Against Monodomainism

Reaching the endpoint of a PhD studying how language models learn, I have spent several years telling people that I study “machine learning and natural language processing”. However, my colleagues who tried to understand or augment image classifiers would describe themselves only as working in “machine learning”. I argue that this pattern reflects thinking about what it means to be “application” work or “core” machine learning that damages our understanding of statistical modeling and deep learning as a whole.

Why do we know so little about how language models learn? This gap is in part because consideration of NLP as a domain is historically rare in venues that publish most training dynamics research, or analytic work in learning theory. A current search¹ of ICML 2020 publications returned 169 papers with citations to “Association for Computational Linguistics” or “ACL”, even including citations to many potential sister conferences: NAACL, AACL, or EACL. A search for citations to a single vision conference, “Computer Vision and Pattern Recognition” or “CVPR”, turned up 541 papers. In COLT publications since 2017, the same searches turned up 13 and 23 papers, respectively. In ICML 2020, Wikitext-* or PTB references found only 16 results, while the most popular small corpus for image classification, MNIST, found 264 ICML publications².

Linguistics provides us with the salient concept of markedness (Andersen, 1989). In language, some forms of a word are the default form, while others are explicitly marked by some additional inflection. An example would be contrast between the word “marked”, which is an unmarked form compared to “unmarked”, which is marked by the prefix “un-”. In machine learning, we might call CV an unmarked domain by convention, in contrast to the marked NLP. This convention means that certain tasks and architectures are considered the default environments to understand. Such a convention privileges understanding continuous data over discrete; ConvNets over LSTMs; ResNets over Transformers; geometric tasks over structured prediction.

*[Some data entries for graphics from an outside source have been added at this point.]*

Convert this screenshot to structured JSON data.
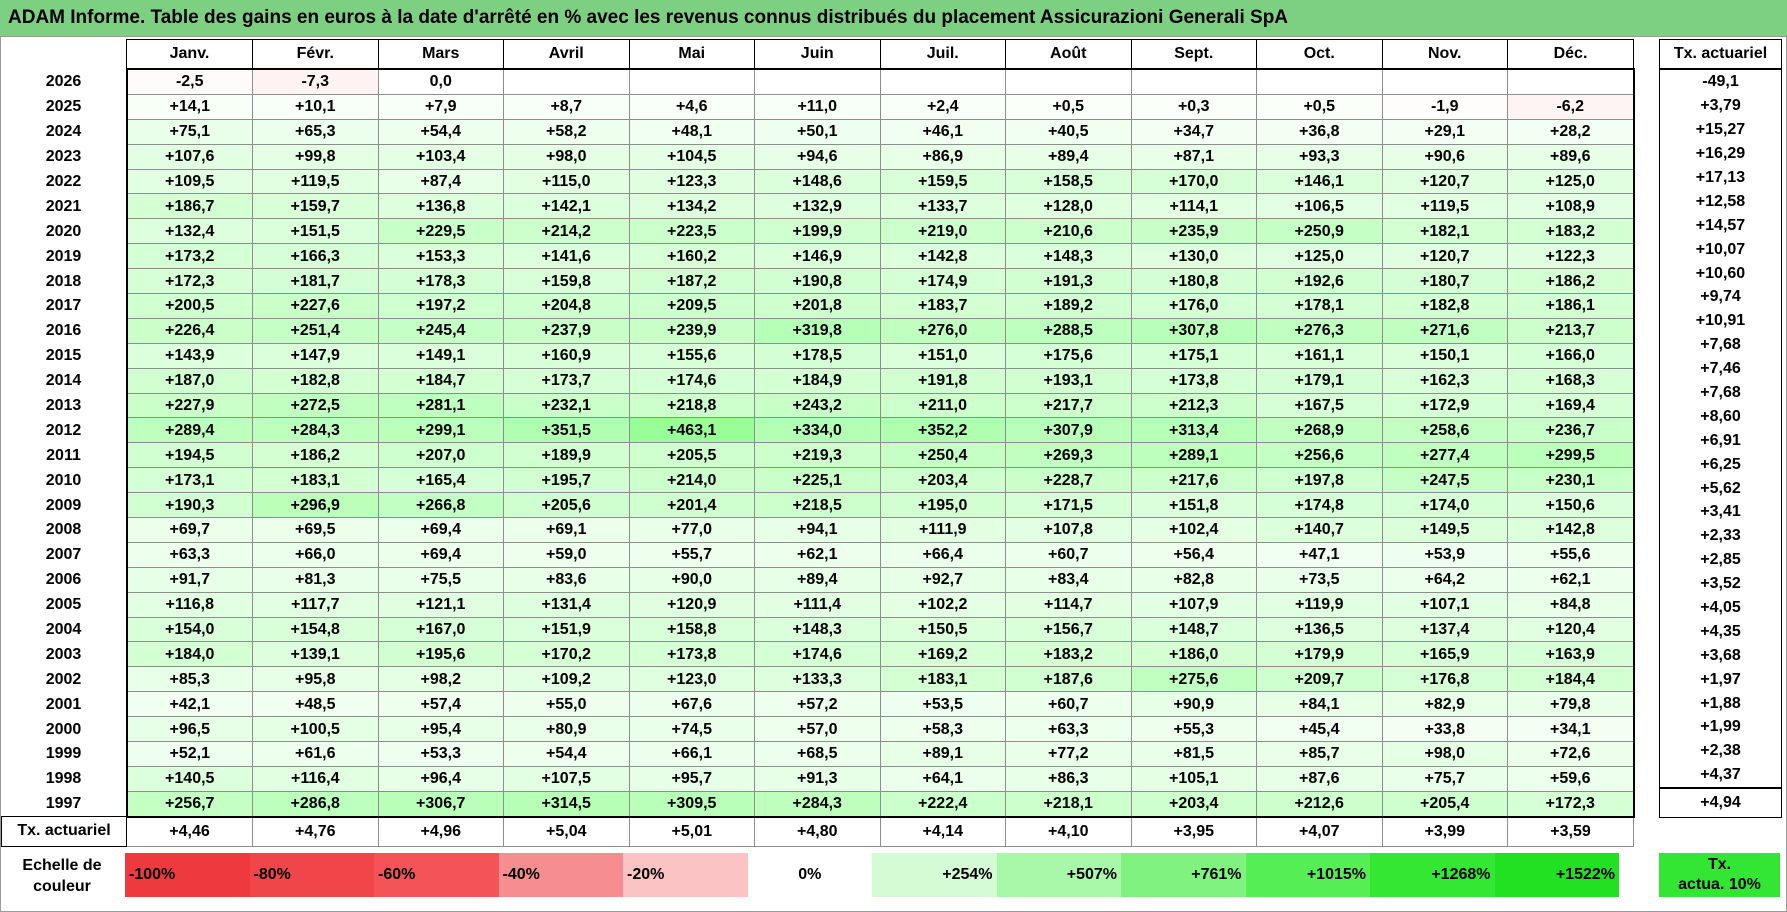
{
  "title": "ADAM Informe. Table des gains en euros à la date d'arrêté en % avec les revenus connus distribués du placement Assicurazioni Generali SpA",
  "months": [
    "Janv.",
    "Févr.",
    "Mars",
    "Avril",
    "Mai",
    "Juin",
    "Juil.",
    "Août",
    "Sept.",
    "Oct.",
    "Nov.",
    "Déc."
  ],
  "side_header": "Tx. actuariel",
  "rows": [
    {
      "year": "2026",
      "cells": [
        "-2,5",
        "-7,3",
        "0,0",
        "",
        "",
        "",
        "",
        "",
        "",
        "",
        "",
        ""
      ],
      "tx": "-49,1"
    },
    {
      "year": "2025",
      "cells": [
        "+14,1",
        "+10,1",
        "+7,9",
        "+8,7",
        "+4,6",
        "+11,0",
        "+2,4",
        "+0,5",
        "+0,3",
        "+0,5",
        "-1,9",
        "-6,2"
      ],
      "tx": "+3,79"
    },
    {
      "year": "2024",
      "cells": [
        "+75,1",
        "+65,3",
        "+54,4",
        "+58,2",
        "+48,1",
        "+50,1",
        "+46,1",
        "+40,5",
        "+34,7",
        "+36,8",
        "+29,1",
        "+28,2"
      ],
      "tx": "+15,27"
    },
    {
      "year": "2023",
      "cells": [
        "+107,6",
        "+99,8",
        "+103,4",
        "+98,0",
        "+104,5",
        "+94,6",
        "+86,9",
        "+89,4",
        "+87,1",
        "+93,3",
        "+90,6",
        "+89,6"
      ],
      "tx": "+16,29"
    },
    {
      "year": "2022",
      "cells": [
        "+109,5",
        "+119,5",
        "+87,4",
        "+115,0",
        "+123,3",
        "+148,6",
        "+159,5",
        "+158,5",
        "+170,0",
        "+146,1",
        "+120,7",
        "+125,0"
      ],
      "tx": "+17,13"
    },
    {
      "year": "2021",
      "cells": [
        "+186,7",
        "+159,7",
        "+136,8",
        "+142,1",
        "+134,2",
        "+132,9",
        "+133,7",
        "+128,0",
        "+114,1",
        "+106,5",
        "+119,5",
        "+108,9"
      ],
      "tx": "+12,58"
    },
    {
      "year": "2020",
      "cells": [
        "+132,4",
        "+151,5",
        "+229,5",
        "+214,2",
        "+223,5",
        "+199,9",
        "+219,0",
        "+210,6",
        "+235,9",
        "+250,9",
        "+182,1",
        "+183,2"
      ],
      "tx": "+14,57"
    },
    {
      "year": "2019",
      "cells": [
        "+173,2",
        "+166,3",
        "+153,3",
        "+141,6",
        "+160,2",
        "+146,9",
        "+142,8",
        "+148,3",
        "+130,0",
        "+125,0",
        "+120,7",
        "+122,3"
      ],
      "tx": "+10,07"
    },
    {
      "year": "2018",
      "cells": [
        "+172,3",
        "+181,7",
        "+178,3",
        "+159,8",
        "+187,2",
        "+190,8",
        "+174,9",
        "+191,3",
        "+180,8",
        "+192,6",
        "+180,7",
        "+186,2"
      ],
      "tx": "+10,60"
    },
    {
      "year": "2017",
      "cells": [
        "+200,5",
        "+227,6",
        "+197,2",
        "+204,8",
        "+209,5",
        "+201,8",
        "+183,7",
        "+189,2",
        "+176,0",
        "+178,1",
        "+182,8",
        "+186,1"
      ],
      "tx": "+9,74"
    },
    {
      "year": "2016",
      "cells": [
        "+226,4",
        "+251,4",
        "+245,4",
        "+237,9",
        "+239,9",
        "+319,8",
        "+276,0",
        "+288,5",
        "+307,8",
        "+276,3",
        "+271,6",
        "+213,7"
      ],
      "tx": "+10,91"
    },
    {
      "year": "2015",
      "cells": [
        "+143,9",
        "+147,9",
        "+149,1",
        "+160,9",
        "+155,6",
        "+178,5",
        "+151,0",
        "+175,6",
        "+175,1",
        "+161,1",
        "+150,1",
        "+166,0"
      ],
      "tx": "+7,68"
    },
    {
      "year": "2014",
      "cells": [
        "+187,0",
        "+182,8",
        "+184,7",
        "+173,7",
        "+174,6",
        "+184,9",
        "+191,8",
        "+193,1",
        "+173,8",
        "+179,1",
        "+162,3",
        "+168,3"
      ],
      "tx": "+7,46"
    },
    {
      "year": "2013",
      "cells": [
        "+227,9",
        "+272,5",
        "+281,1",
        "+232,1",
        "+218,8",
        "+243,2",
        "+211,0",
        "+217,7",
        "+212,3",
        "+167,5",
        "+172,9",
        "+169,4"
      ],
      "tx": "+7,68"
    },
    {
      "year": "2012",
      "cells": [
        "+289,4",
        "+284,3",
        "+299,1",
        "+351,5",
        "+463,1",
        "+334,0",
        "+352,2",
        "+307,9",
        "+313,4",
        "+268,9",
        "+258,6",
        "+236,7"
      ],
      "tx": "+8,60"
    },
    {
      "year": "2011",
      "cells": [
        "+194,5",
        "+186,2",
        "+207,0",
        "+189,9",
        "+205,5",
        "+219,3",
        "+250,4",
        "+269,3",
        "+289,1",
        "+256,6",
        "+277,4",
        "+299,5"
      ],
      "tx": "+6,91"
    },
    {
      "year": "2010",
      "cells": [
        "+173,1",
        "+183,1",
        "+165,4",
        "+195,7",
        "+214,0",
        "+225,1",
        "+203,4",
        "+228,7",
        "+217,6",
        "+197,8",
        "+247,5",
        "+230,1"
      ],
      "tx": "+6,25"
    },
    {
      "year": "2009",
      "cells": [
        "+190,3",
        "+296,9",
        "+266,8",
        "+205,6",
        "+201,4",
        "+218,5",
        "+195,0",
        "+171,5",
        "+151,8",
        "+174,8",
        "+174,0",
        "+150,6"
      ],
      "tx": "+5,62"
    },
    {
      "year": "2008",
      "cells": [
        "+69,7",
        "+69,5",
        "+69,4",
        "+69,1",
        "+77,0",
        "+94,1",
        "+111,9",
        "+107,8",
        "+102,4",
        "+140,7",
        "+149,5",
        "+142,8"
      ],
      "tx": "+3,41"
    },
    {
      "year": "2007",
      "cells": [
        "+63,3",
        "+66,0",
        "+69,4",
        "+59,0",
        "+55,7",
        "+62,1",
        "+66,4",
        "+60,7",
        "+56,4",
        "+47,1",
        "+53,9",
        "+55,6"
      ],
      "tx": "+2,33"
    },
    {
      "year": "2006",
      "cells": [
        "+91,7",
        "+81,3",
        "+75,5",
        "+83,6",
        "+90,0",
        "+89,4",
        "+92,7",
        "+83,4",
        "+82,8",
        "+73,5",
        "+64,2",
        "+62,1"
      ],
      "tx": "+2,85"
    },
    {
      "year": "2005",
      "cells": [
        "+116,8",
        "+117,7",
        "+121,1",
        "+131,4",
        "+120,9",
        "+111,4",
        "+102,2",
        "+114,7",
        "+107,9",
        "+119,9",
        "+107,1",
        "+84,8"
      ],
      "tx": "+3,52"
    },
    {
      "year": "2004",
      "cells": [
        "+154,0",
        "+154,8",
        "+167,0",
        "+151,9",
        "+158,8",
        "+148,3",
        "+150,5",
        "+156,7",
        "+148,7",
        "+136,5",
        "+137,4",
        "+120,4"
      ],
      "tx": "+4,05"
    },
    {
      "year": "2003",
      "cells": [
        "+184,0",
        "+139,1",
        "+195,6",
        "+170,2",
        "+173,8",
        "+174,6",
        "+169,2",
        "+183,2",
        "+186,0",
        "+179,9",
        "+165,9",
        "+163,9"
      ],
      "tx": "+4,35"
    },
    {
      "year": "2002",
      "cells": [
        "+85,3",
        "+95,8",
        "+98,2",
        "+109,2",
        "+123,0",
        "+133,3",
        "+183,1",
        "+187,6",
        "+275,6",
        "+209,7",
        "+176,8",
        "+184,4"
      ],
      "tx": "+3,68"
    },
    {
      "year": "2001",
      "cells": [
        "+42,1",
        "+48,5",
        "+57,4",
        "+55,0",
        "+67,6",
        "+57,2",
        "+53,5",
        "+60,7",
        "+90,9",
        "+84,1",
        "+82,9",
        "+79,8"
      ],
      "tx": "+1,97"
    },
    {
      "year": "2000",
      "cells": [
        "+96,5",
        "+100,5",
        "+95,4",
        "+80,9",
        "+74,5",
        "+57,0",
        "+58,3",
        "+63,3",
        "+55,3",
        "+45,4",
        "+33,8",
        "+34,1"
      ],
      "tx": "+1,88"
    },
    {
      "year": "1999",
      "cells": [
        "+52,1",
        "+61,6",
        "+53,3",
        "+54,4",
        "+66,1",
        "+68,5",
        "+89,1",
        "+77,2",
        "+81,5",
        "+85,7",
        "+98,0",
        "+72,6"
      ],
      "tx": "+1,99"
    },
    {
      "year": "1998",
      "cells": [
        "+140,5",
        "+116,4",
        "+96,4",
        "+107,5",
        "+95,7",
        "+91,3",
        "+64,1",
        "+86,3",
        "+105,1",
        "+87,6",
        "+75,7",
        "+59,6"
      ],
      "tx": "+2,38"
    },
    {
      "year": "1997",
      "cells": [
        "+256,7",
        "+286,8",
        "+306,7",
        "+314,5",
        "+309,5",
        "+284,3",
        "+222,4",
        "+218,1",
        "+203,4",
        "+212,6",
        "+205,4",
        "+172,3"
      ],
      "tx": "+4,37"
    }
  ],
  "footer": {
    "label": "Tx. actuariel",
    "values": [
      "+4,46",
      "+4,76",
      "+4,96",
      "+5,04",
      "+5,01",
      "+4,80",
      "+4,14",
      "+4,10",
      "+3,95",
      "+4,07",
      "+3,99",
      "+3,59"
    ],
    "tx": "+4,94"
  },
  "scale": {
    "label_line1": "Echelle de",
    "label_line2": "couleur",
    "stops": [
      {
        "label": "-100%",
        "color": "#ee3a3f",
        "kind": "neg"
      },
      {
        "label": "-80%",
        "color": "#f04549",
        "kind": "neg"
      },
      {
        "label": "-60%",
        "color": "#f45358",
        "kind": "neg"
      },
      {
        "label": "-40%",
        "color": "#f68e91",
        "kind": "neg"
      },
      {
        "label": "-20%",
        "color": "#fbc3c4",
        "kind": "neg"
      },
      {
        "label": "0%",
        "color": "#ffffff",
        "kind": "mid"
      },
      {
        "label": "+254%",
        "color": "#d4fbd4",
        "kind": "pos"
      },
      {
        "label": "+507%",
        "color": "#a9f7a9",
        "kind": "pos"
      },
      {
        "label": "+761%",
        "color": "#7ff27f",
        "kind": "pos"
      },
      {
        "label": "+1015%",
        "color": "#55ee55",
        "kind": "pos"
      },
      {
        "label": "+1268%",
        "color": "#33e733",
        "kind": "pos"
      },
      {
        "label": "+1522%",
        "color": "#22e022",
        "kind": "pos"
      }
    ],
    "tx_line1": "Tx.",
    "tx_line2": "actua. 10%",
    "tx_color": "#33e633"
  }
}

Understanding one machine learning domain will always extend analysis of others. For example, latent tree structure is inherent to both domains, but in CV, it is obscured by the image data from which we must compose eyes and mouth into a face—and subsequently, body and face into a cow (Vedaldi et al., 2014). Image classification is also a language task, because it is our language that provides the intuitions which we use to construct ontologies that turn into image classes; English does not provide us with common distinctions for different packs of wolves, but it names every dog breed, and so the image labels are chosen according to available terminology.

Many researchers think of text data as arcane, but the unmarked domain of CV displays many idiosyncrasies on which to overfit our understanding of statistical modeling. CV provides us with many interesting geometric phenomena, but the underlying structure of language without the added noisy channel of an image can provide a clear and simple domain worth analyzing, as well. A true understanding of statistical models must be a multi-domain understanding, not a mono-domain view focused on one task and its peculiarities.